Subrogation is a concept that's understood in legal and insurance circles but rarely by the customers who employ them. Rather than leave it to the professionals, it is in your self-interest to understand an overview of the process. The more knowledgeable you are, the more likely an insurance lawsuit will work out in your favor.
Every insurance policy you have is a promise that, if something bad occurs, the insurer of the policy will make restitutions in a timely fashion. If your vehicle is rear-ended, insurance adjusters (and the courts, when necessary) determine who was at fault and that party's insurance covers the damages.
But since ascertaining who is financially responsible for services or repairs is typically a confusing affair aa‚¬" and time spent waiting in some cases increases the damage to the policyholder aa‚¬" insurance companies often opt to pay up front and assign blame later. They then need a method to recover the costs if, ultimately, they weren't in charge of the payout.
Can You Give an Example?
Your bedroom catches fire and causes $10,000 in home damages. Fortunately, you have property insurance and it takes care of the repair expenses. However, the assessor assigned to your case discovers that an electrician had installed some faulty wiring, and there is reason to believe that a judge would find him responsible for the damages. The house has already been fixed up in the name of expediency, but your insurance company is out $10,000. What does the company do next?
How Subrogation Works
This is where subrogation comes in. It is the method that an insurance company uses to claim reimbursement when it pays out a claim that turned out not to be its responsibility. Some insurance firms have in-house property damage lawyers and personal injury attorneys, or a department dedicated to subrogation; others contract with a law firm. Under ordinary circumstances, only you can sue for damages done to your self or property. But under subrogation law, your insurer is given some of your rights for making good on the damages. It can go after the money that was originally due to you, because it has covered the amount already.
Why Do I Need to Know This?
For a start, if your insurance policy stipulated a deductible, your insurer wasn't the only one who had to pay.

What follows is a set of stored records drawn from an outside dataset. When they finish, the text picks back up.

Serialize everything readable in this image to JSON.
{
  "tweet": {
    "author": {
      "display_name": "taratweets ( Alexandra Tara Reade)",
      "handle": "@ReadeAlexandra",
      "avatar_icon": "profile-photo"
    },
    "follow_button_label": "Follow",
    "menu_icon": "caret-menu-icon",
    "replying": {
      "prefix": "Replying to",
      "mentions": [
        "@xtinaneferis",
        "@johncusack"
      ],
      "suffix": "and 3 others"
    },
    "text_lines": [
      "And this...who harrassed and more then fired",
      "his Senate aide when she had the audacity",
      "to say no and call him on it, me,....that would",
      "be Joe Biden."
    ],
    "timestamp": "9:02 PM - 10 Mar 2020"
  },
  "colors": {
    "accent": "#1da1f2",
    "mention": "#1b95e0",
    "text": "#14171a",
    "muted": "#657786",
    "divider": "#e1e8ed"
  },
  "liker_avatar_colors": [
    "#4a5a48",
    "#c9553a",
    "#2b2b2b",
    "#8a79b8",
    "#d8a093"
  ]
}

In a $10,000 accident with a $1,000 deductible, you have a stake in the outcome as well aa‚¬" namely, $1,000. If your insurer is unconcerned with pursuing subrogation even when it is entitled, it might opt to recoup its costs by increasing your premiums and call it a day. On the other hand, if it has a proficient legal team and goes after them enthusiastically, it is acting both in its own interests and in yours. If all is recovered, you will get your full deductible back. If it recovers half (for instance, in a case where you are found 50 percent at fault), you'll typically get $500 back, based on the laws in most states.
Additionally, if the total loss of an accident is over your maximum coverage amount, you may have had to pay the difference, which can be extremely expensive. If your insurance company or its property damage lawyers, such as worker competition terms Milton GA, successfully press a subrogation case, it will recover your costs in addition to its own.
All insurers are not the same. When comparing, it's worth scrutinizing the reputations of competing agencies to determine whether they pursue valid subrogation claims; if they do so with some expediency; if they keep their clients updated as the case proceeds; and if they then process successfully won reimbursements right away so that you can get your money back and move on with your life. If, on the other hand, an insurance firm has a record of honoring claims that aren't its responsibility and then protecting its bottom line by raising your premiums, even attractive rates won't outweigh the eventual headache.